Why is Titan so squidgy?

The Cassini spacecraft has made measurements of how much Saturn's moon Titan changes shape each time it circles Saturn, uncovering strong new evidence for liquid water...
04 July 2012


The Cassini spacecraft has made measurements of how much Saturn's moon Titan changes shape each time it circles Saturn, uncovering strong new evidence for liquid water beneath the moon's surface. 

Writing in the journal Science, Luciano Iess and his colleagues measured how much Titan deforms on each orbit due to the tides it feels from Saturn's gravitation field - the fact that Saturn's gravitational field is stronger on the side facing its parent planet than on the far side. 

Their paper models Titan as if it were an elastic ball that is compressed by these tides, and because Titan's orbit isn't perfectly circular, its distance from Saturn changes over the course of each orbit, and the degree of compression changes. 

Using this to measure Titan's elasticity gives clues as to what the moon is made of and what lies beneath its surface. Crucially, Iess's team argues that the amplitude of the deformation is so large - around 10 metres - that Titan appears far more elastic than any known rock. That suggests the presence of a liquid layer beneath the surface which is able to flow on a global scale.

SaturnSpeaking to me this week from the University of Rome where he is based, Iess explained the effect by using the Earth as a point of comparison. 

"In addition to the [Earth's] ocean tides, also the crust of the Earth deforms with tides which have an amplitude of around 40cm", he explains, adding that the deformation could only be this large because the Earth has liquid magma which is able to flow beneath its surface. 

"If Titan were completely solid - made completely of rocks - it would not be deformed much.  While we have seen tides that correspond to a deformation of around 10m, if Titan were completely solid, the deformation would have been maximum one metre".

His conclusion is that Titan too must have a liquid beneath its surface, and the measured elasticity is a good match to the viscosity and density of free-flowing liquid water.

These measurements are the culmination of data collected over several years. The Cassini spacecraft has been orbiting Saturn since 2004, and has made six close fly-bys of Titan in that time.  Although the deformation of Titan's surface is too small to see in photographs, it produces tiny changes in Titan's gravitational field, which in turn affected how Cassini's trajectory was deflected by Titan on each close approach.  Though these changes were tiny, the positions of spacecraft are routinely monitored to such high precision that even small forces changing their paths can be identified and measured.

One of the reasons why discoveries of liquid water elsewhere in the Solar System attract particular interest is that it is almost certainly necessary for life.

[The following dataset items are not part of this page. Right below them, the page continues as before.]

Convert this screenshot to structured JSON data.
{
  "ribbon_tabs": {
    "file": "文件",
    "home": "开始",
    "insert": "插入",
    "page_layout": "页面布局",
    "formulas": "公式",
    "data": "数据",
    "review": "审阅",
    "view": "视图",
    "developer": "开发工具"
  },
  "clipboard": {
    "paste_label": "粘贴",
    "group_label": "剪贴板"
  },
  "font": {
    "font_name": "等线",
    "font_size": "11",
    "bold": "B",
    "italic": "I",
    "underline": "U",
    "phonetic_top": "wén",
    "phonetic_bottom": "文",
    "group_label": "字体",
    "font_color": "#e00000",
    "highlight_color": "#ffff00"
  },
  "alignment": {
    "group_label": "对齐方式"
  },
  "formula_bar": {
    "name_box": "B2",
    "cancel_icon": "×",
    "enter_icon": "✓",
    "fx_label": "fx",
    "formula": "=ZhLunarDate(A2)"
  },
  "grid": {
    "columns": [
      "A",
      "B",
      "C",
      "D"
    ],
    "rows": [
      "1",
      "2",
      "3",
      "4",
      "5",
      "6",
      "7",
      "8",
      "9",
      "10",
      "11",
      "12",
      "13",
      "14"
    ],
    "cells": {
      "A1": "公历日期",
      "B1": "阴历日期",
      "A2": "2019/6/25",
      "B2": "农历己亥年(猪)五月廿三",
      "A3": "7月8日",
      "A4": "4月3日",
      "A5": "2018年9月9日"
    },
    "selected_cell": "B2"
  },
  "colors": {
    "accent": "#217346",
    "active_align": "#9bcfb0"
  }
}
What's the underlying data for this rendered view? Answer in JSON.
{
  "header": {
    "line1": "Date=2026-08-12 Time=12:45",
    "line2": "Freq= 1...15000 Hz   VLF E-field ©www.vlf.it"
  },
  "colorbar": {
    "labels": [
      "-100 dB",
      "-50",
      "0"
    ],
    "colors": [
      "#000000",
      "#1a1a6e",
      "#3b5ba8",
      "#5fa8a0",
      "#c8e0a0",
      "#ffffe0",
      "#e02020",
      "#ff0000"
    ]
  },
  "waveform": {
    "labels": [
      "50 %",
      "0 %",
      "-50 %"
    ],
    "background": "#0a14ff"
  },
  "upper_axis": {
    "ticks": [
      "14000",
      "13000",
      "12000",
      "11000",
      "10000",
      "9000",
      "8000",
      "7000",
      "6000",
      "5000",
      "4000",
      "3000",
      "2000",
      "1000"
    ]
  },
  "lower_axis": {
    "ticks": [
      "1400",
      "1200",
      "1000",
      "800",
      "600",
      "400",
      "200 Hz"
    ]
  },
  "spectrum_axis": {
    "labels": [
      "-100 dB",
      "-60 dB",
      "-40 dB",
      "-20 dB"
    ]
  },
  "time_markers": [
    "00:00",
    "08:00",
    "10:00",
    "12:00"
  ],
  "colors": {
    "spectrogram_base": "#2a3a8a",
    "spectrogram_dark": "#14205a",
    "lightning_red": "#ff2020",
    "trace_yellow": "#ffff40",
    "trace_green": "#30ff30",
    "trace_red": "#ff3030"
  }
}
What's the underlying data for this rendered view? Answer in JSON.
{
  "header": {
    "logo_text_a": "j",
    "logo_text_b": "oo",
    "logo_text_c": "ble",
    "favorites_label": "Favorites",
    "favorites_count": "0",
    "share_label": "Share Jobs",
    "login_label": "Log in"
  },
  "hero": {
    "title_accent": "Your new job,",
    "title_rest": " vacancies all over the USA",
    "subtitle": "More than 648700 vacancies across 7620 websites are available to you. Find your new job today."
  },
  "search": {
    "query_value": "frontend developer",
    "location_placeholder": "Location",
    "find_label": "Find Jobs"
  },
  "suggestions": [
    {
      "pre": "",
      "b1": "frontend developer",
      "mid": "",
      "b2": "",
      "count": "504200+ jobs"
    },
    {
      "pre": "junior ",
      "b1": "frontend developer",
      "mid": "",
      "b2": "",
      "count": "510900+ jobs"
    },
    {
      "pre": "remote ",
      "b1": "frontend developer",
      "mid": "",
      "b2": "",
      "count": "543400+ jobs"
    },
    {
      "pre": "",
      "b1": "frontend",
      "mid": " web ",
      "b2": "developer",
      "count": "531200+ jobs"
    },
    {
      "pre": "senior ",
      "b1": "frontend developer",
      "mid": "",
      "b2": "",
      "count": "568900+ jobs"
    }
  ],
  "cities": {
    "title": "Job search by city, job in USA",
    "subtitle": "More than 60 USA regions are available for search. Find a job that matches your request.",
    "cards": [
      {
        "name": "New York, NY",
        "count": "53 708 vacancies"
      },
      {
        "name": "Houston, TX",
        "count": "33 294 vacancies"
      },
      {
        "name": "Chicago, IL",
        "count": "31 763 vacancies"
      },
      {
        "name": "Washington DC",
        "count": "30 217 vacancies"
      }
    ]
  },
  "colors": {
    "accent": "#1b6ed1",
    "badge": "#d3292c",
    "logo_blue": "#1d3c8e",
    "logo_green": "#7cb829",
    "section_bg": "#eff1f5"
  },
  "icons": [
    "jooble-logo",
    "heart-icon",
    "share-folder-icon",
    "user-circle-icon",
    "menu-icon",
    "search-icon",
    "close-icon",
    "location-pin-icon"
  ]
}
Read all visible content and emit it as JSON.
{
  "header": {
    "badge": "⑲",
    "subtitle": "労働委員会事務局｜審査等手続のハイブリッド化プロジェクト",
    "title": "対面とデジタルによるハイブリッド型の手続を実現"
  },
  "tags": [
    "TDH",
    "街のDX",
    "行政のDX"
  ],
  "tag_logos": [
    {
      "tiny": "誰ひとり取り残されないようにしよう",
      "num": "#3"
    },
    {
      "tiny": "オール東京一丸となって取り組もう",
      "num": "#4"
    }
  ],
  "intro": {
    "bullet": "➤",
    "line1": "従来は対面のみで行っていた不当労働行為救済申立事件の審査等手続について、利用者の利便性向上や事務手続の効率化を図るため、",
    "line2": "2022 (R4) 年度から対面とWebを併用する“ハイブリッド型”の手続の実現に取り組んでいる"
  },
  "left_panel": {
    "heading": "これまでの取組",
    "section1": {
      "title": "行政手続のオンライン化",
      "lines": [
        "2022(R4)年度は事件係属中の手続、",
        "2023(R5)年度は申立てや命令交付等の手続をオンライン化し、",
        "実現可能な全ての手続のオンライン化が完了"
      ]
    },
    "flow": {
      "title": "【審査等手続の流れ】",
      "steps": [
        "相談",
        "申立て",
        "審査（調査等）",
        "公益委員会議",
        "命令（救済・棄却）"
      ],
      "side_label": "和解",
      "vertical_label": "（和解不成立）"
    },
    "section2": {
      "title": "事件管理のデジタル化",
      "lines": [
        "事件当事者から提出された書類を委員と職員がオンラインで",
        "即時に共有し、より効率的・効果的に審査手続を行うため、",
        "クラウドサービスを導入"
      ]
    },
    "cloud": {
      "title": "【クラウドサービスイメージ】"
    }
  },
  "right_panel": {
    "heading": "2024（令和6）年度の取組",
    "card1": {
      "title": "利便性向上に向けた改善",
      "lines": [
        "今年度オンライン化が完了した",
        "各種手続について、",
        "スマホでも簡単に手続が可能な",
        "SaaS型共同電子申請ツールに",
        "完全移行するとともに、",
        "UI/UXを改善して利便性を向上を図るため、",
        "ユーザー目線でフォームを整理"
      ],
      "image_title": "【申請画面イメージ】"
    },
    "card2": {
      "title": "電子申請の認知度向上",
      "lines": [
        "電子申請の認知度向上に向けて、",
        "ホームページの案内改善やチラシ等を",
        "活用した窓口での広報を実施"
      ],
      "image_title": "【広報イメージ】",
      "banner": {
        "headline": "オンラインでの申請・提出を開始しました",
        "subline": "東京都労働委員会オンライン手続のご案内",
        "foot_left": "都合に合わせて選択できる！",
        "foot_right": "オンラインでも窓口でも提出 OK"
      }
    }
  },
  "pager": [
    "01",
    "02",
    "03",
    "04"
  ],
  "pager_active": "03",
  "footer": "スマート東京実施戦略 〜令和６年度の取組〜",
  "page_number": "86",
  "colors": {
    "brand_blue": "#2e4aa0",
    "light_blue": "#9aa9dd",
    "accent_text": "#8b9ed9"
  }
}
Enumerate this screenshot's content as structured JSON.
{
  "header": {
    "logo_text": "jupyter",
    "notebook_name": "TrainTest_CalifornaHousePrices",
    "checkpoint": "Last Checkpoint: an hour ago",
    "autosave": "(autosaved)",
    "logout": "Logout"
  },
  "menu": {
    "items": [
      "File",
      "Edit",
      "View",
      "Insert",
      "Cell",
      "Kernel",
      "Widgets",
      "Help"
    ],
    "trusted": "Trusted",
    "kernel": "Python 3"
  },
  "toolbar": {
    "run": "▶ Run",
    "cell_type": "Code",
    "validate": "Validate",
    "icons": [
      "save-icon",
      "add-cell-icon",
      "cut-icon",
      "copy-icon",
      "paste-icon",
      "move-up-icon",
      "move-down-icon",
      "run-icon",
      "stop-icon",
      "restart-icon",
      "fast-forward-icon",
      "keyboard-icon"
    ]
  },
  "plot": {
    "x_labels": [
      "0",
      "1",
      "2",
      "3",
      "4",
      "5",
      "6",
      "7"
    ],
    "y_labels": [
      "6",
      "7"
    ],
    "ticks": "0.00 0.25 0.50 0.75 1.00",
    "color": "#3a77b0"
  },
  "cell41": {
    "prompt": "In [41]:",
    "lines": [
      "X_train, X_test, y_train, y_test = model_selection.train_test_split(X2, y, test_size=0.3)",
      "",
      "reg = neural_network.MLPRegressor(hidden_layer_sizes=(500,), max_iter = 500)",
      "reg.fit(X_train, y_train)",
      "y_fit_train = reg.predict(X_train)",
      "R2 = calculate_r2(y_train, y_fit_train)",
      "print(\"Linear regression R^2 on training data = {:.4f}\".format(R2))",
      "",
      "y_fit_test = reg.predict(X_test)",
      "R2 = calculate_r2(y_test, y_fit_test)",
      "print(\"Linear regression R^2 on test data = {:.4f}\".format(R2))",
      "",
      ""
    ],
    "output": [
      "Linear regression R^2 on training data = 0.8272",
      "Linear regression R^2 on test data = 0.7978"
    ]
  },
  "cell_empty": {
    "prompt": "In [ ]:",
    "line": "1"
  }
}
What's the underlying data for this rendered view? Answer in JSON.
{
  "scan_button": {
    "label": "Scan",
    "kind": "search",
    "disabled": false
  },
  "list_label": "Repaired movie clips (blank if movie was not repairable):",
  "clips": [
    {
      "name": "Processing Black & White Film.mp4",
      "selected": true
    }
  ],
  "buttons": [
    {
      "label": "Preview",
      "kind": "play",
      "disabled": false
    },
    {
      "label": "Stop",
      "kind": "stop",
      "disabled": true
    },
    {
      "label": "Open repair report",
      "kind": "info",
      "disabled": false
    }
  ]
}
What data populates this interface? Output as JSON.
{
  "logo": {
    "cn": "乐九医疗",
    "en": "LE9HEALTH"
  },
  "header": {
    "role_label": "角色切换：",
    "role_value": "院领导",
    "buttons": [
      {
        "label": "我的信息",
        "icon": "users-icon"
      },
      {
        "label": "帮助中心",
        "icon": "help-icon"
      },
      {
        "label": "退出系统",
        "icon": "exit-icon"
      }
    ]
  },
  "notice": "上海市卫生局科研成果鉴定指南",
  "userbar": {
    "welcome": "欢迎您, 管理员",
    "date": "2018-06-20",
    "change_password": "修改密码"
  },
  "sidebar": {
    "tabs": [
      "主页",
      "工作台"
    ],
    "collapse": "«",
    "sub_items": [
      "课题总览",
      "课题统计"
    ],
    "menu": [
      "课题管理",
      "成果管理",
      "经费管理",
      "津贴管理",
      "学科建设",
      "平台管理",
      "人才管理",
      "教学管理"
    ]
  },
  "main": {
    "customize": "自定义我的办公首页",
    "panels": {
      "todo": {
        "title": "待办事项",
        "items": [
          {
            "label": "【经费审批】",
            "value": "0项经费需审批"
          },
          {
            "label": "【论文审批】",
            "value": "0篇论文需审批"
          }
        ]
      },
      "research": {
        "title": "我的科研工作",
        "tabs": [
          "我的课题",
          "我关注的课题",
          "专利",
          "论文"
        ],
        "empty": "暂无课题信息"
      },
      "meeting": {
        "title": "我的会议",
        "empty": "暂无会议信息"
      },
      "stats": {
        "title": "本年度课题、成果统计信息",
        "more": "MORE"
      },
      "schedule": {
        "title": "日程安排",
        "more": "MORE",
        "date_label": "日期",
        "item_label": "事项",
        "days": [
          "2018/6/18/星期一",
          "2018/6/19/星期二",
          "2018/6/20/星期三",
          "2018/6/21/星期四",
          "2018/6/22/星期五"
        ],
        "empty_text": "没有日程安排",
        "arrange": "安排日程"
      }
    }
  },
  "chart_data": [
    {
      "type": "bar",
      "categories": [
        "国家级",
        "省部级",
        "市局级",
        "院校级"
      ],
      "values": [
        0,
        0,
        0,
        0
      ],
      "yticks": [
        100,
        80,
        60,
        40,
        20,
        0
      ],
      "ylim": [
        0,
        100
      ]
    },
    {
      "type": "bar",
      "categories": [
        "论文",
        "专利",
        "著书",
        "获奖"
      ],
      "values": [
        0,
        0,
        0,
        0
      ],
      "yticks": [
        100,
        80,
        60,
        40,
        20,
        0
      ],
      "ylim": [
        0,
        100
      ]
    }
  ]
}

According to Iess, "The discovery of water does not imply life, but it's difficult to think of life without liquid water. Titan from the point of view of astrobiology is a very interesting object, because there are hydrocarbons, there is a cycle of liquids on the surface, there is liquid water: there are all of the ingredients which are necessary to build up life."

Looking ahead, he plans to refine his measurements over the next few years using three more fly-bys of Titan scheduled before Cassini is decommissioned in 2017.

There are also other moons in the Saturnian system that also warrant close inspection, in particular Enceladus. Although this is a very small moon just 200km across, geysers around its south pole provide strong evidence for pockets of liquid water beneath its surface, which may be probed by the next generation of spacecraft.